June 15, 2007

Hail in Ouagadougou

A late Bombay editor regularly bemoaned the incompetence of our meteorologists. Their forecasts, he would assert, are so inaccurate! And more often than not they are just plain wrong. How much better, he would also assert, are the forecasters in the USA!

Mr Editor, I wanted to write to him, why knock our weathercasters? Sure, when he was writing, TV meteorologists in the US had more technology, their forecasts filled with impressive figures and jargon. But the actual weather? There as here, impossible to predict accurately.

Now scientists can forecast a lot of things very precisely. The tides, a solar eclipse, the coming of a comet -- we are routinely told exactly when these events will happen. So routinely, in fact, that we don't even see them as predictions any more. Think of it: is the announcement of an upcoming solar eclipse a fact or a prediction?

Still. Astronomers, for example, will readily admit that their calculations of celestial motion are not perfect. But so close are they that we laymen don't know the difference. So if astronomers can forecast the motions of the planets and stars so accurately, why can't meteorologists do as well with the weather? It is a complex, intricate phenomenon, yes. But the same physical laws that govern our universe also control the weather. Isn't it possible to come up with a set of equations and calculations -- what mathematicians would call a model -- that describes the behaviour of the weather?

In the early '60s, Edward Lorenz, a mathematician and meteorologist at MIT, produced just such a set of equations. One dozen equations. This was weather stripped to the essentials, but it was a surprisingly good model. Fed with some initial values, it would spit out sequences of figures. If you read them correctly, there were winds and storms and lazy sunlit summer days in those numbers. Lorenz's equations simulated the weather very well.
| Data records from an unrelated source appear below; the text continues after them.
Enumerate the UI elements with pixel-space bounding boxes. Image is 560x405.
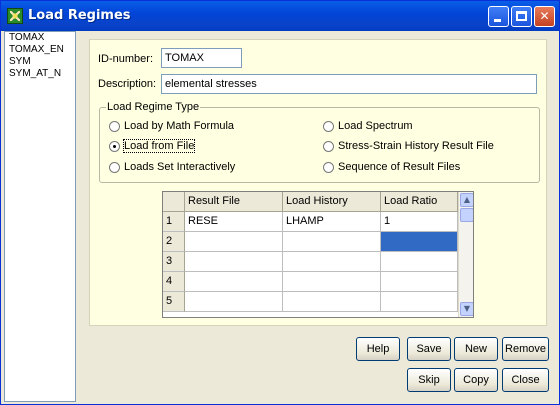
close-button[interactable]: Close xyxy=(502,368,549,392)
scroll-thumb[interactable] xyxy=(460,208,473,222)
table-cell[interactable]: RESE xyxy=(185,212,283,232)
list-item[interactable]: TOMAX xyxy=(5,32,75,44)
table-cell[interactable] xyxy=(283,292,381,312)
scroll-down-arrow-icon[interactable]: ▼ xyxy=(460,302,473,316)
radio-label: Load from File xyxy=(122,139,196,153)
radio-label: Sequence of Result Files xyxy=(338,161,461,173)
skip-button[interactable]: Skip xyxy=(407,368,451,392)
close-icon: ✕ xyxy=(539,9,550,23)
radio-selected-icon xyxy=(109,141,120,152)
row-header[interactable]: 2 xyxy=(163,232,185,252)
result-files-table[interactable]: Result File Load History Load Ratio 1 RE… xyxy=(162,191,474,318)
row-header[interactable]: 3 xyxy=(163,252,185,272)
table-cell[interactable] xyxy=(185,272,283,292)
regime-list[interactable]: TOMAX TOMAX_EN SYM SYM_AT_N xyxy=(4,31,76,402)
maximize-icon xyxy=(516,11,527,21)
table-cell[interactable] xyxy=(381,272,458,292)
radio-label: Load Spectrum xyxy=(338,120,413,132)
minimize-button[interactable] xyxy=(488,6,509,27)
row-header[interactable]: 4 xyxy=(163,272,185,292)
radio-label: Loads Set Interactively xyxy=(124,161,236,173)
radio-icon xyxy=(109,121,120,132)
description-field[interactable]: elemental stresses xyxy=(161,74,537,94)
title-bar[interactable]: Load Regimes ✕ xyxy=(1,1,559,31)
remove-button[interactable]: Remove xyxy=(502,337,549,361)
radio-label: Load by Math Formula xyxy=(124,120,235,132)
selected-table-cell[interactable] xyxy=(381,232,458,252)
table-cell[interactable] xyxy=(283,252,381,272)
list-item[interactable]: TOMAX_EN xyxy=(5,44,75,56)
radio-icon xyxy=(323,141,334,152)
app-icon xyxy=(7,8,23,24)
minimize-icon xyxy=(494,19,501,22)
table-corner xyxy=(163,192,185,212)
radio-icon xyxy=(109,162,120,173)
close-window-button[interactable]: ✕ xyxy=(534,6,555,27)
table-cell[interactable] xyxy=(185,292,283,312)
maximize-button[interactable] xyxy=(511,6,532,27)
new-button[interactable]: New xyxy=(454,337,498,361)
table-cell[interactable] xyxy=(283,232,381,252)
load-regime-type-title: Load Regime Type xyxy=(106,101,201,113)
table-cell[interactable]: 1 xyxy=(381,212,458,232)
row-header[interactable]: 1 xyxy=(163,212,185,232)
list-item[interactable]: SYM xyxy=(5,56,75,68)
table-cell[interactable] xyxy=(185,232,283,252)
table-cell[interactable] xyxy=(283,272,381,292)
table-cell[interactable] xyxy=(381,252,458,272)
column-header-load-history[interactable]: Load History xyxy=(283,192,381,212)
help-button[interactable]: Help xyxy=(356,337,400,361)
column-header-result-file[interactable]: Result File xyxy=(185,192,283,212)
description-label: Description: xyxy=(98,78,157,90)
scroll-up-arrow-icon[interactable]: ▲ xyxy=(460,193,473,207)
list-item[interactable]: SYM_AT_N xyxy=(5,68,75,80)
radio-label: Stress-Strain History Result File xyxy=(338,140,494,152)
copy-button[interactable]: Copy xyxy=(454,368,498,392)
save-button[interactable]: Save xyxy=(407,337,451,361)
window-title: Load Regimes xyxy=(28,8,131,23)
radio-icon xyxy=(323,121,334,132)
table-cell[interactable]: LHAMP xyxy=(283,212,381,232)
row-header[interactable]: 5 xyxy=(163,292,185,312)
table-cell[interactable] xyxy=(381,292,458,312)
column-header-load-ratio[interactable]: Load Ratio xyxy=(381,192,458,212)
table-cell[interactable] xyxy=(185,252,283,272)
table-scrollbar[interactable]: ▲ ▼ xyxy=(458,192,473,317)
radio-icon xyxy=(323,162,334,173)
id-number-label: ID-number: xyxy=(98,53,154,65)
load-regimes-window: Load Regimes ✕ TOMAX TOMAX_EN SYM SYM_AT… xyxy=(0,0,560,405)
id-number-field[interactable]: TOMAX xyxy=(161,48,242,68)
Except ... Lorenz found that if he varied his initial values even slightly, the model would spit out completely different figures. To you and I, using 1.879 instead of 1.879018, say, might seem unlikely to make a difference. But in fact, it made an enormous difference. Very quickly, the sequences of figures generated by two nearly identical initial numbers looked nothing like each other.

This challenged a fundamental assumption science makes: small changes or influences can be neglected because they have small effects. For example, if you make a small error measuring the times of the tides today, you will have only a small error in predicting them for tomorrow. But Lorenz had hit on the reason weather is so unpredictable. Tiny differences in climatic conditions can produce enormous and complex differences, even days later.

And that's an idea fundamental to what's called chaos: the study of these disorders and complexities in the behaviour of systems. Chaos tells us that even simple systems -- like Lorenz's weather equations -- can behave in tremendously complicated ways. In 1972, Lorenz wrote a paper with this title: Predictability: Does the Flap of a Butterfly's Wings in Brazil set off a Tornado in Texas? That gave us the famous phrase "butterfly effect", forever linked to chaos, that describe systems that are sensitive to initial values. Like Lorenz's equations.

Think of weather like that. If I snap my fingers in Bombay today, does that mean rain in Manila tomorrow? I boiled a litre of water this afternoon; will it hail in Ouagadougou next week?

As chaos became better understood, it popped up everywhere. Economists analysed stock prices using chaos. Ecologists used it to understand the behaviour of moth populations. Meteorologists understood that their task was difficult and thankless because of the nature of chaos.

And interest in chaos has brought about a fundamental change in the scientific method. It was a tradition as old as science itself, for scientists to ignore unexpected fluctuations in observed experimental data. "Observational error", they called it.

But now, throwing out inconsistencies is not good enough, because the models we are left with don't adequately explain real phenomena. Chaos offers a fresh way to look at fluctuations. Perhaps there are, after all, explanations for them. Chaos freed researchers and their models "from the shackles of order and predictability", wrote the late Joseph Ford, who studied chaos at the Georgia Institute of Technology, and it opened up "exciting variety, richness of choice, a cornucopia of opportunity".

And also, at the heart of it all, this fascinating thought: that out of that complexity, that chaos, that disorder, comes a certain order. Close up, a phenomenon might seem terribly complicated and disorderly. But step back for the broader, more distant view. There's order there.

Again, weather best illustrates this. Yes, you can't predict it accurately from one day to the next, from one week to the next. But it doesn't take a meteorologist to tell us that on India's west coast, it will rain between June and September and a mild winter will follow in December and January. Out of the day-to-day unpredictability of weather comes the annual predictability of our seasons.

Order from disorder. Patterns from chaos. May not have satisfied the late editor. But what a seductive idea.

2 comments:

J. Alfred Prufrock said...

Why would I even try to understand chaos?
Takes all the zing out of it.

The real reason, of course, is that it's too much like work.

J.A.P.

Ravi Ramanuja said...

J.A.P. take cover! I feel a big sneeze coming on! Those in India neednt worry, but do warn the innocents in Ouagadougou!!